Prime Minister ‘day late and a dollar short’: Labour

Phil Twyford.
Phil Twyford.
The Government should ban foreign speculators rather than tinkering with a land tax on non-resident buyers, Labour housing spokesman Phil Twyford said yesterday.

Responding to speculation by Prime Minister John Key on the possible introduction of a land tax, Mr Twyford said the land tax issue was ‘‘classic John Key''.

It was just enough to get the issue off the front page and just enough to make it look as if he was doing something.

‘‘The overwhelming majority of Kiwis support Labour's policy. It is simple, it is clean, and in Australia the requirement for foreign investors to build new homes has channelled $30billion into new home construction in the past year.

‘‘The Prime Minister is a day late and a dollar short.''

Mr Key had been rubbishing Labour's policy for the past three years and denying foreign speculators were even a problem, Mr Twyford said. Mr Key refused to carve out a ban in the Trans Pacific Partnership trade agreement and now he had some complicated land tax idea that would apply to Kiwis who happened to be working or living overseas.

The Prime Minister needed to reflect on the number of young Kiwi first-home buyers who had had their dream of home ownership destroyed while Mr Key had been protecting the interests of the mega-rich and speculators, he said.

Act New Zealand leader David Seymour said that the introduction of a land tax would be a broken promise.

National promised ‘‘no new taxes'' during the last election campaign but then introduced a travel level and a capital gains tax, Mr Seymour said.‘‘For the third time now, this promise could be broken as the Prime Minister ponders a land tax.

It's another example of National campaigning from the Right and governing from the Left.''The tax would likely include expat Kiwis and could easily be extended by a future government to Kiwis within New Zealand, he said.

Homeowners were already getting bled dry with rates bills as it was. Property rights were meant to be protected by centre-right governments but it looked like National was too busy trying to put Labour out of a job.

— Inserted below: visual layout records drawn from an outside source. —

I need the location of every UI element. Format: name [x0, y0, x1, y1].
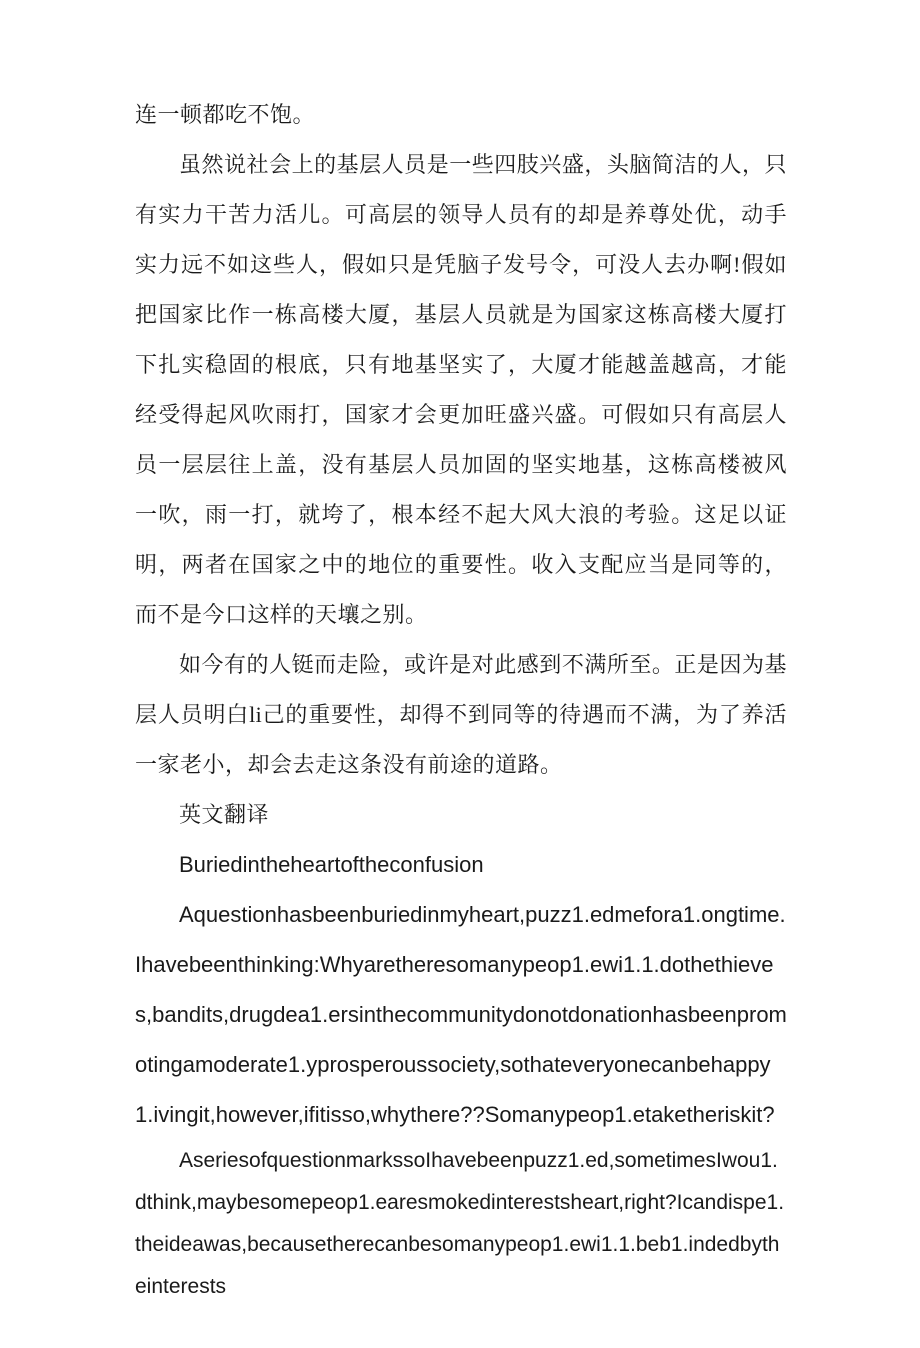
- paragraph-english-body-2: AseriesofquestionmarkssoIhavebeenpuzz1.ed,sometimesIwou1.dthink,maybesomepeop1.earesmokedinterestsheart,right?Icandispe1.theideawas,becausetherecanbesomanypeop1.ewi1.1.beb1.indedbytheinterests: [135, 1149, 785, 1298]
- english-title: Buriedintheheartoftheconfusion: [179, 852, 484, 877]
- section-label-english-translation: 英文翻译: [179, 802, 270, 827]
- paragraph-chinese-body-2: 如今有的人铤而走险，或许是对此感到不满所至。正是因为基层人员明白li己的重要性，却得不到同等的待遇而不满，为了养活一家老小，却会去走这条没有前途的道路。: [135, 652, 787, 777]
- paragraph-chinese-body-1: 虽然说社会上的基层人员是一些四肢兴盛，头脑简洁的人，只有实力干苦力活儿。可高层的领导人员有的却是养尊处优，动手实力远不如这些人，假如只是凭脑子发号令，可没人去办啊!假如把国家比作一栋高楼大厦，基层人员就是为国家这栋高楼大厦打下扎实稳固的根底，只有地基坚实了，大厦才能越盖越高，才能经受得起风吹雨打，国家才会更加旺盛兴盛。可假如只有高层人员一层层往上盖，没有基层人员加固的坚实地基，这栋高楼被风一吹，雨一打，就垮了，根本经不起大风大浪的考验。这足以证明，两者在国家之中的地位的重要性。收入支配应当是同等的，而不是今口这样的天壤之别。: [135, 152, 787, 627]
- paragraph-english-body-1: Aquestionhasbeenburiedinmyheart,puzz1.edmefora1.ongtime.Ihavebeenthinking:Whyaretheresomanypeop1.ewi1.1.dothethieves,bandits,drugdea1.ersinthecommunitydonotdonationhasbeenpromotingamoderate1.yprosperoussociety,sothateveryonecanbehappy1.ivingit,however,ifitisso,whythere??Somanypeop1.etaketheriskit?: [135, 902, 787, 1127]
- paragraph-continuation: 连一顿都吃不饱。: [135, 102, 316, 127]
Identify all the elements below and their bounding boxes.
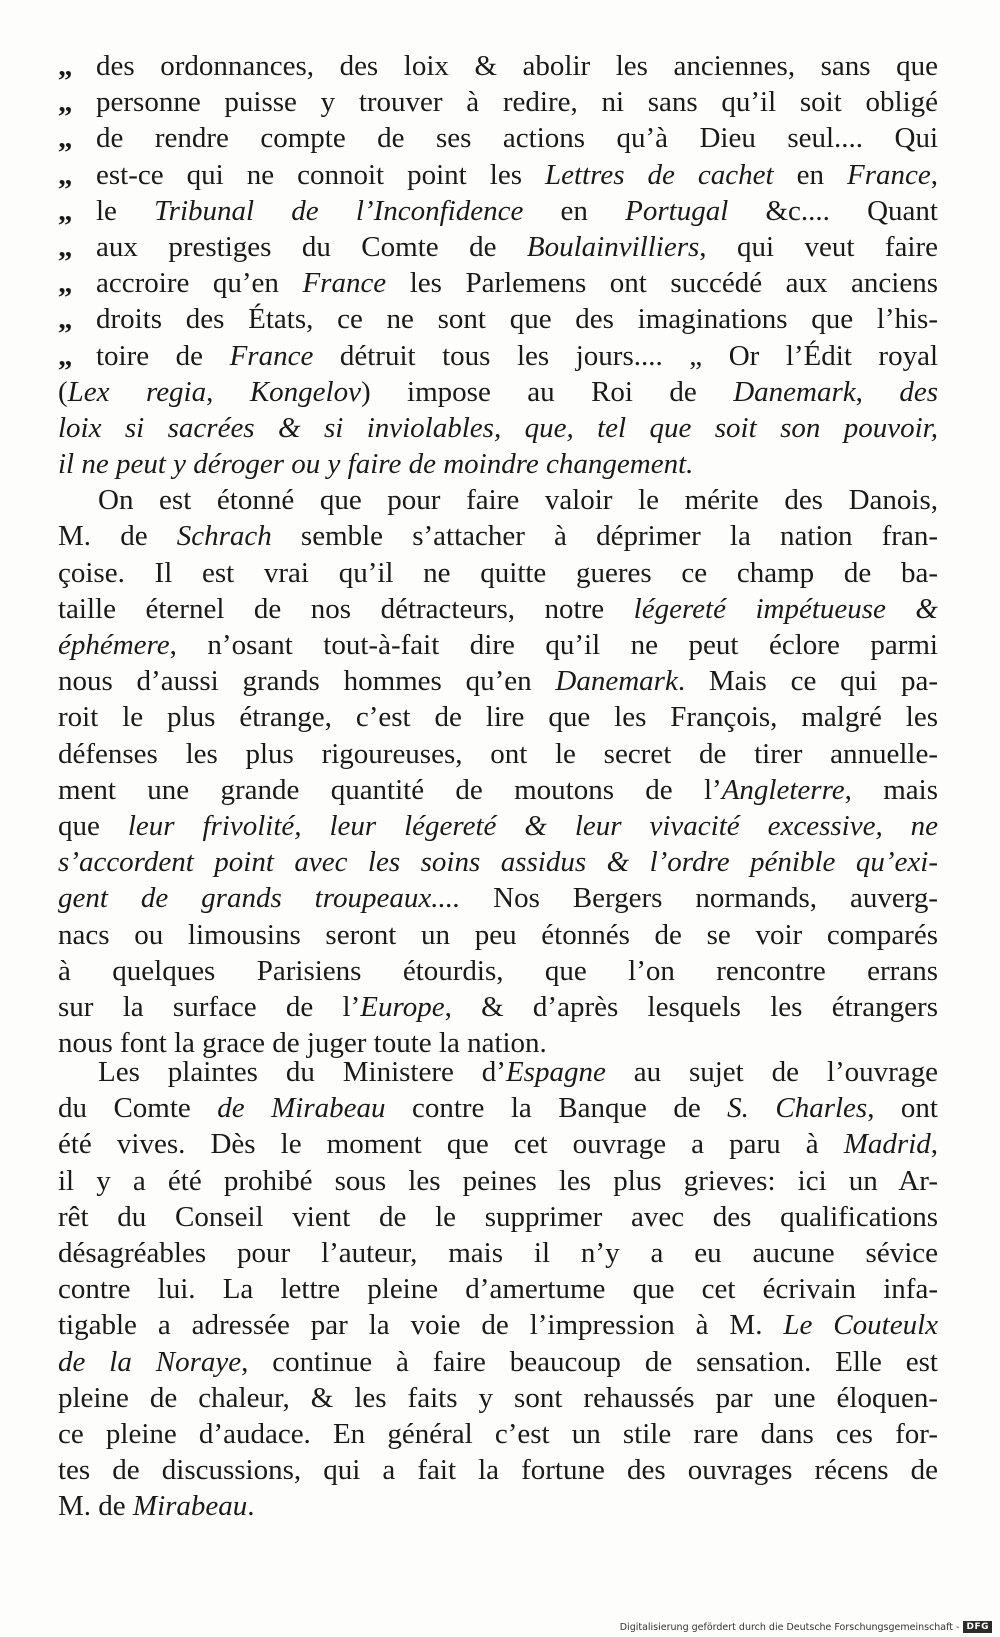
- text-line: [58, 410, 938, 446]
- italic-run: Lettres de cachet: [545, 158, 774, 191]
- text-run: à quelques Parisiens étourdis, que l’on rencontre errans: [58, 954, 938, 987]
- text-run: çoise. Il est vrai qu’il ne quitte gueres ce champ de ba-: [58, 556, 938, 589]
- text-run: pleine de chaleur, & les faits y sont rehaussés par une éloquen-: [58, 1381, 938, 1414]
- text-run: M. de: [58, 520, 177, 553]
- text-line: [58, 1380, 938, 1416]
- text-run: accroire qu’en: [96, 267, 303, 300]
- text-run: des ordonnances, des loix & abolir les anciennes, sans que: [96, 50, 938, 82]
- italic-run: gent de grands troupeaux....: [58, 882, 461, 915]
- italic-run: éphémere: [58, 629, 170, 661]
- text-run: , ont: [867, 1092, 938, 1125]
- text-run: toire de: [96, 339, 230, 372]
- text-line: [58, 1344, 938, 1380]
- text-line: [58, 772, 938, 808]
- text-run: au sujet de l’ouvrage: [605, 1056, 938, 1088]
- text-line: [58, 1488, 938, 1524]
- text-run: nacs ou limousins seront un peu étonnés de se voir comparés: [58, 918, 938, 951]
- text-run: détruit tous les jours.... „ Or l’Édit royal: [313, 339, 939, 372]
- text-run: nous font la grace de juger toute la nation.: [58, 1027, 547, 1060]
- text-run: en: [773, 158, 847, 191]
- text-line: [58, 229, 938, 265]
- text-line: [58, 193, 938, 229]
- text-run: contre lui. La lettre pleine d’amertume que cet écrivain infa-: [58, 1273, 938, 1306]
- quote-mark: „: [58, 158, 73, 191]
- text-run: , continue à faire beaucoup de sensation. Elle est: [241, 1345, 938, 1378]
- text-line: [58, 157, 938, 193]
- text-line: [58, 808, 938, 844]
- italic-run: Le Couteulx: [783, 1309, 938, 1342]
- text-line: [58, 482, 938, 518]
- text-line: [58, 374, 938, 410]
- italic-run: loix si sacrées & si inviolables, que, tel que soit son pouvoir,: [58, 411, 938, 444]
- text-line: [58, 518, 938, 554]
- text-block-upper: [58, 48, 938, 1061]
- text-line: [58, 84, 938, 120]
- italic-run: de la Noraye: [58, 1345, 242, 1378]
- text-line: [58, 844, 938, 880]
- text-run: , qui veut faire: [699, 230, 938, 263]
- quote-mark: „: [58, 267, 73, 300]
- text-line: [58, 663, 938, 699]
- text-line: [58, 446, 938, 482]
- text-run: Nos Bergers normands, auverg-: [460, 882, 938, 915]
- text-run: . Mais ce qui pa-: [677, 665, 938, 698]
- text-run: &c.... Quant: [728, 194, 938, 227]
- text-run: M. de: [58, 1490, 133, 1523]
- italic-run: Kongelov: [249, 375, 361, 408]
- text-run: ,: [930, 1128, 938, 1161]
- italic-run: Danemark: [555, 665, 678, 698]
- italic-run: Lex regia: [67, 375, 207, 408]
- text-line: [58, 48, 938, 84]
- italic-run: légereté impétueuse &: [633, 592, 938, 625]
- italic-run: S. Charles: [727, 1092, 868, 1125]
- text-run: taille éternel de nos détracteurs, notre: [58, 592, 634, 625]
- quote-mark: „: [58, 339, 73, 372]
- text-run: nous d’aussi grands hommes qu’en: [58, 665, 556, 698]
- text-run: sur la surface de l’: [58, 990, 361, 1023]
- text-run: les Parlemens ont succédé aux anciens: [386, 267, 938, 300]
- text-run: ,: [206, 375, 250, 408]
- text-run: .: [247, 1490, 255, 1523]
- text-run: aux prestiges du Comte de: [96, 230, 527, 263]
- text-run: roit le plus étrange, c’est de lire que les François, malgré les: [58, 701, 938, 734]
- text-run: le: [96, 194, 155, 227]
- text-run: ment une grande quantité de moutons de l’: [58, 773, 722, 806]
- italic-run: de Mirabeau: [217, 1092, 386, 1125]
- text-run: que: [58, 809, 128, 842]
- text-run: Les plaintes du Ministere d’: [98, 1056, 506, 1088]
- italic-run: il ne peut y déroger ou y faire de moindre changement.: [58, 448, 694, 481]
- text-run: semble s’attacher à déprimer la nation fran-: [271, 520, 938, 553]
- text-run: défenses les plus rigoureuses, ont le secret de tirer annuelle-: [58, 737, 938, 770]
- text-line: [58, 1452, 938, 1488]
- text-run: en: [523, 194, 626, 227]
- text-line: [58, 699, 938, 735]
- text-line: [58, 120, 938, 156]
- paragraph-danois: [58, 482, 938, 1061]
- text-line: [58, 1307, 938, 1343]
- text-line: [58, 591, 938, 627]
- text-line: [58, 1235, 938, 1271]
- text-line: [58, 953, 938, 989]
- text-run: est-ce qui ne connoit point les: [96, 158, 545, 191]
- text-line: [58, 880, 938, 916]
- text-run: , mais: [844, 773, 939, 806]
- paragraph-quotation: [58, 48, 938, 482]
- text-run: de rendre compte de ses actions qu’à Dieu seul.... Qui: [96, 122, 938, 155]
- text-run: contre la Banque de: [385, 1092, 728, 1125]
- italic-run: Tribunal de l’Inconfidence: [154, 194, 524, 227]
- text-run: tes de discussions, qui a fait la fortune des ouvrages récens de: [58, 1454, 938, 1487]
- text-line: [58, 1126, 938, 1162]
- quote-mark: „: [58, 50, 73, 82]
- italic-run: Schrach: [176, 520, 272, 553]
- italic-run: France: [229, 339, 314, 372]
- italic-run: Portugal: [625, 194, 729, 227]
- quote-mark: „: [58, 86, 73, 119]
- text-line: [58, 1199, 938, 1235]
- text-run: désagréables pour l’auteur, mais il n’y a eu aucune sévice: [58, 1236, 938, 1269]
- quote-mark: „: [58, 194, 73, 227]
- italic-run: Madrid: [843, 1128, 931, 1161]
- text-line: [58, 338, 938, 374]
- text-line: [58, 1054, 938, 1090]
- text-run: du Comte: [58, 1092, 218, 1125]
- text-run: (: [58, 375, 68, 408]
- text-line: [58, 555, 938, 591]
- italic-run: France: [302, 267, 387, 300]
- digitization-footer: [620, 1621, 992, 1633]
- text-line: [58, 265, 938, 301]
- italic-run: Mirabeau: [132, 1490, 248, 1523]
- text-run: rêt du Conseil vient de le supprimer avec des qualifications: [58, 1200, 938, 1233]
- quote-mark: „: [58, 230, 73, 263]
- footer-credit: Digitalisierung gefördert durch die Deutsche Forschungsgemeinschaft -: [619, 1621, 960, 1633]
- italic-run: Espagne: [505, 1056, 606, 1088]
- text-line: [58, 627, 938, 663]
- text-line: [58, 1271, 938, 1307]
- quote-mark: „: [58, 303, 73, 336]
- paragraph-espagne: [58, 1054, 938, 1524]
- italic-run: Angleterre: [721, 773, 845, 806]
- text-run: été vives. Dès le moment que cet ouvrage a paru à: [58, 1128, 844, 1161]
- italic-run: Europe: [360, 990, 445, 1023]
- text-line: [58, 736, 938, 772]
- italic-run: Danemark: [733, 375, 856, 408]
- text-block-lower: [58, 1054, 938, 1524]
- italic-run: s’accordent point avec les soins assidus & l’ordre pénible qu’exi-: [58, 846, 938, 879]
- text-run: droits des États, ce ne sont que des imaginations que l’his-: [96, 303, 938, 336]
- quote-mark: „: [58, 122, 73, 155]
- text-run: , & d’après lesquels les étrangers: [444, 990, 938, 1023]
- italic-run: des: [899, 375, 938, 408]
- text-run: ,: [855, 375, 900, 408]
- text-line: [58, 1163, 938, 1199]
- text-line: [58, 1416, 938, 1452]
- italic-run: Boulainvilliers: [526, 230, 700, 263]
- text-line: [58, 301, 938, 337]
- text-run: ) impose au Roi de: [360, 375, 734, 408]
- text-run: , n’osant tout-à-fait dire qu’il ne peut éclore parmi: [169, 629, 938, 661]
- text-run: On est étonné que pour faire valoir le mérite des Danois,: [98, 484, 938, 517]
- text-line: [58, 1090, 938, 1126]
- text-run: il y a été prohibé sous les peines les plus grieves: ici un Ar-: [58, 1164, 938, 1197]
- text-run: personne puisse y trouver à redire, ni sans qu’il soit obligé: [96, 86, 938, 119]
- italic-run: leur frivolité, leur légereté & leur vivacité excessive, ne: [127, 809, 938, 842]
- text-line: [58, 989, 938, 1025]
- text-run: ce pleine d’audace. En général c’est un stile rare dans ces for-: [58, 1417, 938, 1450]
- text-run: tigable a adressée par la voie de l’impression à M.: [58, 1309, 784, 1342]
- italic-run: France: [847, 158, 931, 191]
- text-line: [58, 917, 938, 953]
- dfg-logo: DFG: [963, 1621, 992, 1633]
- text-run: ,: [930, 158, 938, 191]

‘‘National's increasingly incoherent tax polices are a symptom of its failure to comprehensively reform the Resource Management Act. Tinkering with special housing areas isn't working and so now they're getting desperate,'' Mr Seymour said.

The Taxpayers Union described the proposed land tax as a cop-out by the Government to fix New Zealand's housing affordability crisis.

The Government needed to explain why it mattered whether a landlord lived down the road, in Picton, or resided in Sydney, chief executive executive director Jordan Williams said.

Instead of fixing housing supply, the Government appeared to chose the easy options of taxing the foreigners, trying to dampen investment while ignoring the evidence it was the Government's failure to fix the RMA which was more responsible than any foreign buyer for locking the younger generations out of the housing market.